Now I can't help here because as I said. I'm still thirsty in the desert. While we have had our fun and flirty times she has chosen to still turn me away with whatever reason is convenient. Now don't get me wrong, I know headaches, backaches, hard days....happen but if they happen ALWAYS.. well...


----------



## mike1 (Jun 15, 2009)

Many, maybe most men equate sex with love in a marriage. Meaning that women show us that you love us by having sex with us. You have to show us that you want us & desire us and that our needs are important to you. 

I feel this way as well and the longer I go without sex with my wife the more distant I feel from her. Then less affectionate, intimate and sexual she is with me the less I feel loved. I see how much emphasis, attention and energy everything else in her life gets. How everything is important to her except my sexual needs. They're dismissed and she makes me feel like my desire for her is unreasonable. It sounds like your husband may be feeling a lot of these types of feelings. It may sound crazy to you but the fact is sex can be so important to us men. I've tried to explain this to my wife as well and she just doesn't get it. I guess I should consider myself lucky that I still get some sort of action a few times a month (although it's been over a month since we've had sex now). 

In any case you say that you rejecting him over the years doesn't have anything to do with you not loving him. Sorry but I have to disagree. It shows exactly where your priorities have been, it shows what is important to you in your life and that you have chosen repeatedly to make him one of the least important priorities to you. At least that's how he's probably seeing it. 

If there are intimacy, affection problems with him then that's one thing but I can tell you this. It can all go very hand in hand with your rejection of him and continued refusal to be sexual. I know I get pissed off & resentful when I don't get any for extended periods. And it makes me not want to do a damn thing for her. Why am I going to make heroic efforts or any efforts for that matter to be intimate, affectionate or nice with her when she can't spend 10-20 minutes to be sexual with me? I'm just saying he might be feeling the same way. And I would guess that he would probably pay a lot more attention to a wife that he thought really loved him and wanted him and desired him, right? So I'm not saying he doesn't have issues, I'm just saying that I bet your actions (or in-actions) have 95% control over some of his behaviors. 

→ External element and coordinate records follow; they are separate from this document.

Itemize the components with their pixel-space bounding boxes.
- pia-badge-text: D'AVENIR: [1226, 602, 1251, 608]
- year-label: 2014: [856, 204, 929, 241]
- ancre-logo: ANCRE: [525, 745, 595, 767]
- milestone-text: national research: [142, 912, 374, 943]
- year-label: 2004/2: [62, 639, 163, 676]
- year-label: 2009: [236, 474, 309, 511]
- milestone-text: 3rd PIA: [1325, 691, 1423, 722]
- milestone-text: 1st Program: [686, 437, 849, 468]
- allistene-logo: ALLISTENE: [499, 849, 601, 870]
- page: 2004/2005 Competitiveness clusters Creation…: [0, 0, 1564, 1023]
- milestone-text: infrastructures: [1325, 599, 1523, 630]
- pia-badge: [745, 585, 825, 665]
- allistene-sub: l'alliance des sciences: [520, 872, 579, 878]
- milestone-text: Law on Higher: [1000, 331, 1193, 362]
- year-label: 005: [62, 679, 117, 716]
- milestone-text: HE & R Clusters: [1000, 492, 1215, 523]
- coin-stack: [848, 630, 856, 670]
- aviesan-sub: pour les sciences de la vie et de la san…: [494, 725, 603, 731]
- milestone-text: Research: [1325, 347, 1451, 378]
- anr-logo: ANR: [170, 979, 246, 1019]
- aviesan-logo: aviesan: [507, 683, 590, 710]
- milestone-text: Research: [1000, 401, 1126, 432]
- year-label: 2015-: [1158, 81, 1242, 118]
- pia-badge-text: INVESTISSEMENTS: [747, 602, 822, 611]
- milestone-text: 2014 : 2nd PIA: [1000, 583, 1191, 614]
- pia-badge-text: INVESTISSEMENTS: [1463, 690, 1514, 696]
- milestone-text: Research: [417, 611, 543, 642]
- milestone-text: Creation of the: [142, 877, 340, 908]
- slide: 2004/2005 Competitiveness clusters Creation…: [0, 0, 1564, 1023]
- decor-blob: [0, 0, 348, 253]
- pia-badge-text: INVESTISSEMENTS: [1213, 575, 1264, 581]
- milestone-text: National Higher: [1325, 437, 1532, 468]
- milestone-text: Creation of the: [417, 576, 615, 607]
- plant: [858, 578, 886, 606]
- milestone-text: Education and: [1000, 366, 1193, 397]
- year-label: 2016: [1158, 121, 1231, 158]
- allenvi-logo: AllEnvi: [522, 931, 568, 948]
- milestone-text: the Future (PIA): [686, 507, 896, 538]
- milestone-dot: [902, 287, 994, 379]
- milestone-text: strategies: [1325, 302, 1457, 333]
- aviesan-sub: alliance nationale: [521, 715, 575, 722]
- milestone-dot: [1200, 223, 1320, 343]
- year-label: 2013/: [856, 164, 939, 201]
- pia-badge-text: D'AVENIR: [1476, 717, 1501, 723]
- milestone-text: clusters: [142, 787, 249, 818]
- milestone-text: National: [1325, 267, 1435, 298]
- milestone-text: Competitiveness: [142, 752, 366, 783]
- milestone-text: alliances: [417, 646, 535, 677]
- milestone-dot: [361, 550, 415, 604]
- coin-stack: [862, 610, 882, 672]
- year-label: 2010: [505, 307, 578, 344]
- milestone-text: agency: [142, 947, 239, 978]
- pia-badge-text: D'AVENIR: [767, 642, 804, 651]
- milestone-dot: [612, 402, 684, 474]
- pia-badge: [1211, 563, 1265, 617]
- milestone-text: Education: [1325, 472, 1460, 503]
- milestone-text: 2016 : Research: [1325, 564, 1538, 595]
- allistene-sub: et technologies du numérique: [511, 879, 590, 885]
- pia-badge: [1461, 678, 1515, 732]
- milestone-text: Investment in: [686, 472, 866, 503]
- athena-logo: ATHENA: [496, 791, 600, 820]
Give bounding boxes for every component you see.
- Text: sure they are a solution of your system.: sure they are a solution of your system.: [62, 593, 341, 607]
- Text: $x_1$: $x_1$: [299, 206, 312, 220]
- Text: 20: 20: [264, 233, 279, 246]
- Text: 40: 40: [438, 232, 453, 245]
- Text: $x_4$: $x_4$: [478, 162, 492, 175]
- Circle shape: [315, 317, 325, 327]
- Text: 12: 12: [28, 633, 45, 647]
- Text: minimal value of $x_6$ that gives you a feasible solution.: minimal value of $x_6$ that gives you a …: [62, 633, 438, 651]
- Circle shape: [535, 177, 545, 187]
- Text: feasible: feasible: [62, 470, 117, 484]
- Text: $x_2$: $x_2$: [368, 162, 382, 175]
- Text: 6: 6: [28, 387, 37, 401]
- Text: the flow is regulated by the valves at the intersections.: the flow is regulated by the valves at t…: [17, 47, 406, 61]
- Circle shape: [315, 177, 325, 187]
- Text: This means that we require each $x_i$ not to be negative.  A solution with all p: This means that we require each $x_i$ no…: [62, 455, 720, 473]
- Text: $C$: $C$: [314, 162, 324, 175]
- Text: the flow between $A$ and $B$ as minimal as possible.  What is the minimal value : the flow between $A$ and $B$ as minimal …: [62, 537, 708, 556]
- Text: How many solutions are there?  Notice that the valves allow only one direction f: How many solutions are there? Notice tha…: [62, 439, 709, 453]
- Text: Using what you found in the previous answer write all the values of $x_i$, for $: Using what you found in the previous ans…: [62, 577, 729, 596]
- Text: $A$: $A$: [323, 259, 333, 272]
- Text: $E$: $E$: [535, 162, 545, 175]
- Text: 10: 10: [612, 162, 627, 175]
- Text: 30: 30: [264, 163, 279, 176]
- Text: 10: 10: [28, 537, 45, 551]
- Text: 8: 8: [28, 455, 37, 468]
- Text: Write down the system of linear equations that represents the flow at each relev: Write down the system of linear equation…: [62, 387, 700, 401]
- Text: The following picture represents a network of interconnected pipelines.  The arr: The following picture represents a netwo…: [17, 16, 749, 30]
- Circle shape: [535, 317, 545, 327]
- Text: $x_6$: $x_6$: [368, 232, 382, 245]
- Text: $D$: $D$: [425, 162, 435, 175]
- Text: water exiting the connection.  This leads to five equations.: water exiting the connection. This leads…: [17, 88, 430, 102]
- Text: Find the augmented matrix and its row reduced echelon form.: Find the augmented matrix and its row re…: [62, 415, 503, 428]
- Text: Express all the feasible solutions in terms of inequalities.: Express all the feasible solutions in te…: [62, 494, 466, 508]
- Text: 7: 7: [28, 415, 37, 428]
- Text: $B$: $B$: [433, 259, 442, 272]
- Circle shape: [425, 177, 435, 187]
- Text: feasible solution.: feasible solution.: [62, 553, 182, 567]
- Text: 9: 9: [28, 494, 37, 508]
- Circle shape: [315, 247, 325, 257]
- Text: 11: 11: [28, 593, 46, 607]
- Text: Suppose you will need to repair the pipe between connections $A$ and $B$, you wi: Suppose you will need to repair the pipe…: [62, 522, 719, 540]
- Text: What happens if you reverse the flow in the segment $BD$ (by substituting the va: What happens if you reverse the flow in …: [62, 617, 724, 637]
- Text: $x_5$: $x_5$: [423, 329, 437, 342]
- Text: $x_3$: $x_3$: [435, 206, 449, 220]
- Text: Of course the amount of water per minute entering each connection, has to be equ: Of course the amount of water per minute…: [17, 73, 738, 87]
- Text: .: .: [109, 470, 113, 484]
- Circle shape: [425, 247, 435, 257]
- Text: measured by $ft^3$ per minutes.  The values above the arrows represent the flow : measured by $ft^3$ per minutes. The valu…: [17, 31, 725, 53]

How do you go on from here? I think it's going to be very difficult but I would definitely talk to him and let him know that you understand all of the above. Tell him that you haven't made him a priority and you let life get in the way. Tell him that you love him and you want the chance to not just tell him how you feel but show him. Tell him that you know that it hasn't been fair depriving him of intimacy with you and that he hasn't been a priority like he deserved to be but he will be now. Just tell him you understand now that sex and intimacy is how he feels loved but you didn't see it before. Tell him that you thought telling him you loved him and the other things you were doing were expressing love for him in your own way but you know that wasn't enough. 

And a very important thing will be to not fall into old habits. Make sure you follow through on being intimate with him and not rejecting him unless there is a real reason to, not just because you never feel like it.

I really hope this can help and I hope I don't get to where your husband is (but sometimes I worry that's where I'll be one day).


----------



## OneMarriedGuy (Apr 5, 2010)

I can say Mike1 did a very decent job of explaining things. Of course not all guys will be this way. Pretty much the word ALL and people's actions and thoughts probably don't work. But at least you know of two


----------